Poorest superheroes?

While not live-in-a-box poor, Clark Kent originally attempted to keep attention away from himself by living only on his reporter’s salary. For the first 30 or so years of Superman a five buck bonus was considered a cause for celebration among the Daily Planet reporters.

Then the editors decided to make Kent a TV reporter, and the whole “working class” theme disappeared.

Billy Batson, Captain Marvel’s Depression-era poor newspaperboy alter-ego, has to count in here somewhere.

All the X-Men appear to be rather well-off. They’re supposedly teachers at Xavier’s School for Gifted Youngsters, and I suppose Xavier has enough gobs of cash to give them sizeable paycheques.

For a time in the late 1980s, early '90s, Wonder Woman had to work at a fast food joint “Taco Whiz” to support herself.

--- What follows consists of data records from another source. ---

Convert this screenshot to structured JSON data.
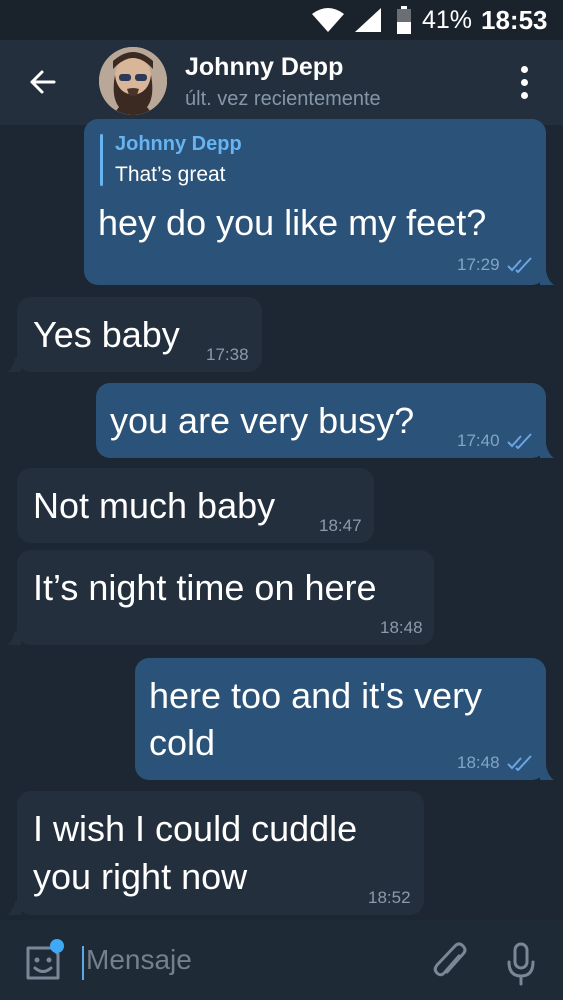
{
  "status_bar": {
    "battery_percent": "41%",
    "time": "18:53"
  },
  "header": {
    "contact_name": "Johnny Depp",
    "contact_status": "últ. vez recientemente"
  },
  "messages": [
    {
      "direction": "out",
      "reply": {
        "name": "Johnny Depp",
        "text": "That’s great"
      },
      "text": "hey do you like my feet?",
      "time": "17:29",
      "read": true
    },
    {
      "direction": "in",
      "text": "Yes baby",
      "time": "17:38"
    },
    {
      "direction": "out",
      "text": "you are very busy?",
      "time": "17:40",
      "read": true
    },
    {
      "direction": "in",
      "text": "Not much baby",
      "time": "18:47"
    },
    {
      "direction": "in",
      "text": "It’s night time on here",
      "time": "18:48"
    },
    {
      "direction": "out",
      "text_lines": [
        "here too and it's very",
        "cold"
      ],
      "time": "18:48",
      "read": true
    },
    {
      "direction": "in",
      "text_lines": [
        "I wish I could cuddle",
        "you right now"
      ],
      "time": "18:52"
    }
  ],
  "input": {
    "placeholder": "Mensaje"
  },
  "colors": {
    "background": "#1d2733",
    "header": "#242f3d",
    "outgoing_bubble": "#2b5278",
    "incoming_bubble": "#232f3d",
    "accent": "#66b4f2"
  },
  "icons": [
    "back-arrow-icon",
    "more-vertical-icon",
    "wifi-icon",
    "signal-icon",
    "battery-icon",
    "emoji-sticker-icon",
    "attach-icon",
    "microphone-icon",
    "double-check-icon"
  ]
}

According to at least one Morrison story, five of the X-Men are billionaires. Xavier, Emma Frost, Warren Worthington, M… Can’t ID the fifth. Did Jean Grey come from old money? Is Roberto daCosta back in the fold?

Billy became a radio dj.

Captain Marvel Jr., aka C2, aka Freddy Freeman, is a newspaperboy. On crutches.

As for the poorest… The Question is frequently destitute, though not in his latest appearance. Did Vibe have an income outside his JLA subsidy?

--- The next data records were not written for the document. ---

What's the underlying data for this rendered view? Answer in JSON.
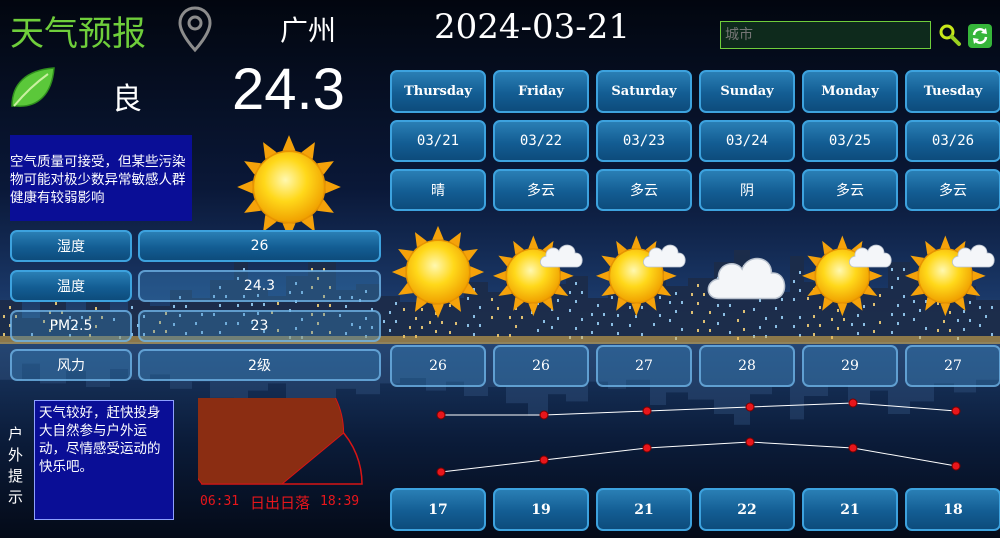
{
  "header": {
    "app_title": "天气预报",
    "city_name": "广州",
    "date": "2024-03-21",
    "search_placeholder": "城市",
    "search_icon": "magnifier-icon",
    "refresh_icon": "refresh-icon"
  },
  "current": {
    "air_quality": "良",
    "temperature": "24.3",
    "air_quality_note": "空气质量可接受，但某些污染物可能对极少数异常敏感人群健康有较弱影响",
    "weather_icon": "sunny-icon",
    "stats": [
      {
        "label": "湿度",
        "value": "26"
      },
      {
        "label": "温度",
        "value": "24.3"
      },
      {
        "label": "PM2.5",
        "value": "23"
      },
      {
        "label": "风力",
        "value": "2级"
      }
    ],
    "outdoor_label": "户外提示",
    "outdoor_tip": "天气较好，赶快投身大自然参与户外运动，尽情感受运动的快乐吧。",
    "sunrise": "06:31",
    "sun_label": "日出日落",
    "sunset": "18:39",
    "sun_progress": 0.78
  },
  "forecast": [
    {
      "day": "Thursday",
      "date": "03/21",
      "weather": "晴",
      "icon": "sunny-icon",
      "high": 26,
      "low": 17
    },
    {
      "day": "Friday",
      "date": "03/22",
      "weather": "多云",
      "icon": "partly-cloudy-icon",
      "high": 26,
      "low": 19
    },
    {
      "day": "Saturday",
      "date": "03/23",
      "weather": "多云",
      "icon": "partly-cloudy-icon",
      "high": 27,
      "low": 21
    },
    {
      "day": "Sunday",
      "date": "03/24",
      "weather": "阴",
      "icon": "cloudy-icon",
      "high": 28,
      "low": 22
    },
    {
      "day": "Monday",
      "date": "03/25",
      "weather": "多云",
      "icon": "partly-cloudy-icon",
      "high": 29,
      "low": 21
    },
    {
      "day": "Tuesday",
      "date": "03/26",
      "weather": "多云",
      "icon": "partly-cloudy-icon",
      "high": 27,
      "low": 18
    }
  ],
  "colors": {
    "accent_green": "#6fce3b",
    "pill_blue": "#1a6aa3",
    "note_bg": "#0a0e96",
    "curve_point": "#e8161b"
  }
}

Ah, but if money = power, then the Surfer is rich as Cresole(*), simply by virtue of possessing the Power Cosmic™.

(* = Some bugger who was very rich)

I think you mean “rich as Croesus.”

From the late 80s, I seem to remember that Cloak and Dagger were a pair of runaway teens. Dagger came from money, but she herself didn’t have any.

(BTW, whatever happened to them?)

Zev Steinhardt

Matter-Eater Lad of the pre-boot Legion of Super-Heroes came from a poor family. His family depended on his Legion stipend, which his alcoholic father would consistently gamble away.

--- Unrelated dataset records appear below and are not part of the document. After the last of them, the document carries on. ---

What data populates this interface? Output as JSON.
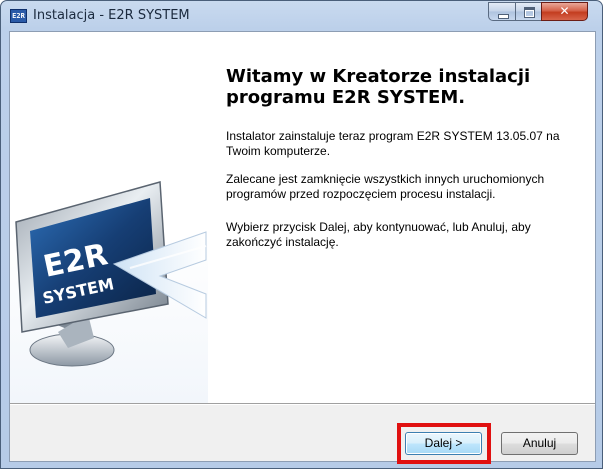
{
  "window": {
    "title": "Instalacja - E2R SYSTEM",
    "icon": "installer-icon",
    "controls": {
      "minimize_icon": "minimize-icon",
      "maximize_icon": "maximize-icon",
      "close_icon": "close-icon"
    }
  },
  "wizard": {
    "heading": "Witamy w Kreatorze instalacji programu E2R SYSTEM.",
    "paragraphs": [
      "Instalator zainstaluje teraz program E2R SYSTEM 13.05.07 na Twoim komputerze.",
      "Zalecane jest zamknięcie wszystkich innych uruchomionych programów przed rozpoczęciem procesu instalacji.",
      "Wybierz przycisk Dalej, aby kontynuować, lub Anuluj, aby zakończyć instalację."
    ],
    "artwork": {
      "line1": "E2R",
      "line2": "SYSTEM",
      "icon": "monitor-logo-icon"
    }
  },
  "buttons": {
    "next_label": "Dalej >",
    "cancel_label": "Anuluj"
  },
  "colors": {
    "highlight": "#e01010",
    "accent": "#3c7fb1"
  }
}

He does indeed. And it’s wet. Dark and wet. And it’s time for Cheers. He doesn’t have a TV now, but that’s ok, the shows in his mind are almost always better.

Actually, Cresole was a Terry Pratchett character, but was also a parody of the person you mentioned.

Actually, you’re thinking of Creosote:

Cardboard box? Spawn would kill to have a cardboard box. All he has is the alley, and he has to share that with the non powered homeless, the psychotic killers, the renegade cyborgs, and the other hellspawn. Oh for the luxury of a cardboard box.

No, but he got to tour! :wink:

–Cliffy

P.S. Iron Fist was rich during the PM/IF days; I don’t know if he kept it forever. Cloak & Dagger are supposedly still out on the streets of Manhattan, doin’ their thing. They appeared in an arc of Runaways last year.

Well Gypsy from the JLA was living on the street, stealing food to survive (easy when you could blend in with the background), but she came from a middle class suburban family that she returned to at the end of the series.

I know she came back later, but never read any of her appearances so I don’t know what her financial status was.

Actually he is a humble, lovable shoe shine boy. :cool: Which pretty much means he’s a poor sap. :smiley:

Despero actually slaughtered Gypsy’s family in Justice League America #38, one of the rare serious-as-a-heart-attack moments in the Giffen/DeMatteis/Hughes JL run.

Poverty and the inability to keep a job due to superhero duties was a recurring theme for the Shield, drawn by Jerry Siegel in a paperback called “High Camp Superheroes”.